Cela, c’était le premier pas autrefois (il y a bien longtemps). Maintenant, n’est-ce pas, c’est tellement autre chose... On se demande comment il est possible d’avoir été dans un aveuglement aussi total, d’avoir pu appeler ça «soi» à n’importe quel moment de sa vie! C’est un ensemble de choses... Et quelle était la relation pour qu’on appelle ça «soi»? – C’est plus difficile à trouver. Seulement, quand on monte là-haut, alors on s’aperçoit: mais ça, ça travaille là, et ça pourrait travailler là, ça pourrait travailler là, et ici et ici... Tout d’un coup, quelquefois, il y a comme une goutte de quelque chose (oh! j’ai vu ça ce matin – c’était comme une goutte, une petite goutte, mais d’une lumière si intense et si parfaite...), alors là où ça tombe, là ça fait son centre et ça commence à rayonner et à agir. Et c’est ça qu’on peut appeler «moi» – rien d’autre.
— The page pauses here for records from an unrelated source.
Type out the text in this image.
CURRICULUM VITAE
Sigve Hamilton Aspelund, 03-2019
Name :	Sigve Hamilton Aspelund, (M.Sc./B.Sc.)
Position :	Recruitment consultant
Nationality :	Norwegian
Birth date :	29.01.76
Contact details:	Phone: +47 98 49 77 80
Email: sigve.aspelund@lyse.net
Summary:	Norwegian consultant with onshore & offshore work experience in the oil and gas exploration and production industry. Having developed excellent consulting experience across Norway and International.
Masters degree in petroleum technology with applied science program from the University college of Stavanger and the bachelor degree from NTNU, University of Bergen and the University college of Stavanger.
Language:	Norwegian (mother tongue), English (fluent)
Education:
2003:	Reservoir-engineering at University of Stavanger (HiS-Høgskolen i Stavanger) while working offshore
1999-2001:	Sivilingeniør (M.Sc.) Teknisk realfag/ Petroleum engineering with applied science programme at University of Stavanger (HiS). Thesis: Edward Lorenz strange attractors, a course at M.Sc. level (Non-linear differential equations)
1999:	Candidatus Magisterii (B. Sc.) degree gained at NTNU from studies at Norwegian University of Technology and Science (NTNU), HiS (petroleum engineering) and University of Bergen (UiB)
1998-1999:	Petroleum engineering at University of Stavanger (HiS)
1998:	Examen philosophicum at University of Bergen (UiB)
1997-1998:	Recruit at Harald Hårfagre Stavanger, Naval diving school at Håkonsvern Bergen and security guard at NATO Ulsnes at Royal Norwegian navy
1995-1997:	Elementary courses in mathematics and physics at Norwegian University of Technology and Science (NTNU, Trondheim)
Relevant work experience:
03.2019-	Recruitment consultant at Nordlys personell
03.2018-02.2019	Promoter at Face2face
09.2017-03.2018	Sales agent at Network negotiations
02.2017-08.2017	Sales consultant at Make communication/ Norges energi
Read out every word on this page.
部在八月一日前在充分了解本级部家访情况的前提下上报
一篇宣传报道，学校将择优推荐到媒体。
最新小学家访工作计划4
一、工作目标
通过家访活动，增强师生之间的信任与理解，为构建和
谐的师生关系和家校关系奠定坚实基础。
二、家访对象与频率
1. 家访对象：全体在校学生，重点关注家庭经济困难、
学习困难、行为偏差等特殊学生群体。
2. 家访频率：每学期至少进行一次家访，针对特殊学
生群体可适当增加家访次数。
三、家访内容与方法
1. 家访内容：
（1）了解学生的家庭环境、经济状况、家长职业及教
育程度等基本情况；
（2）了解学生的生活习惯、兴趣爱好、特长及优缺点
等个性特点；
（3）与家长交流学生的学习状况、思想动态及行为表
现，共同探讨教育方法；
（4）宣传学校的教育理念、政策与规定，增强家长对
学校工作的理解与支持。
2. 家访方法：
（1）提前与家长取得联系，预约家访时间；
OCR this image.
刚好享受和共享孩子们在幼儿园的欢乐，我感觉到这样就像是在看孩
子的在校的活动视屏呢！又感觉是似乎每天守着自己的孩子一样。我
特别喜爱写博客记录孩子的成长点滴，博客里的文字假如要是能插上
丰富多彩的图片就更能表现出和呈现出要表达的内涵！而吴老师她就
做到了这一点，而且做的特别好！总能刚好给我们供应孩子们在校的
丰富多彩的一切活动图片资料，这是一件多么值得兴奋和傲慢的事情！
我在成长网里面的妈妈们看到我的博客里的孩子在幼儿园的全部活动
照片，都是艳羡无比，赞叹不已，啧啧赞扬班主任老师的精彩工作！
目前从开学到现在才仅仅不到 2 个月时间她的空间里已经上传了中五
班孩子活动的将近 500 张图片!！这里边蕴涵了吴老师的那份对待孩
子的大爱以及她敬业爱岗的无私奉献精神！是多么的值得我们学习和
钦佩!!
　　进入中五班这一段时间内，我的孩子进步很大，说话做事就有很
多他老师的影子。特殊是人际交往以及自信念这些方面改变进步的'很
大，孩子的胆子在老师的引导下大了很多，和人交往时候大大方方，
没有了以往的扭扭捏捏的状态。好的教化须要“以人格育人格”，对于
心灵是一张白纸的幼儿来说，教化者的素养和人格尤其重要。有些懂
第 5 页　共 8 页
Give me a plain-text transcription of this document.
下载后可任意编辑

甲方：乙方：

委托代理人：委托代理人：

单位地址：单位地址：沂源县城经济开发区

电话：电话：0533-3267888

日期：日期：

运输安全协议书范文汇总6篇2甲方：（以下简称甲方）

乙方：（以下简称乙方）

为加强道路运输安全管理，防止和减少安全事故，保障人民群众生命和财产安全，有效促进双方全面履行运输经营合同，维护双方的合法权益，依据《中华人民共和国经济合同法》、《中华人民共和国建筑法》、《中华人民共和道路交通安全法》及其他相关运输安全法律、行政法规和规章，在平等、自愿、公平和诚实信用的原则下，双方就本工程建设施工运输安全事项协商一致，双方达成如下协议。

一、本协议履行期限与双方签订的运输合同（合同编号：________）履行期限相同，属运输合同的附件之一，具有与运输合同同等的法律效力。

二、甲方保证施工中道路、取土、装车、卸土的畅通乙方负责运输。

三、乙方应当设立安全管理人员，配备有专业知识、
Et justement dans des circonstances si effroyablement inintéressantes, si inexistantes, c’est ça qui a permis de vivre. Et alors quand on est ça, à ce moment-là on voit comment, non seulement dans ce corps mais dans tous les corps et à travers tout le temps, comment ça, ça a vécu et ça s’est servi de tout.
Au fond ça, c’est l’expérience; ce n’est plus la connaissance. Je comprends maintenant clairement la différence entre cette connaissance que l’on a de l’âme éternelle, de la vie éternelle à travers tous les changements, et cette expérience concrète de la chose.
C’est très émouvant.
C’est curieux ce matin... Je suis arrivée quelques minutes en retard (j’ai accusé les pendules qui ne marchaient pas, mais ce n’étaient pas les pendules qui étaient responsables!) J’étais en train de faire ma toilette, et puis, tout ça est venu comme cela – il y a eu un moment... peut-être une ou deux minutes, ou quelques minutes, pas beaucoup – oh! l’émotion de l’expérience était... était très absorbante.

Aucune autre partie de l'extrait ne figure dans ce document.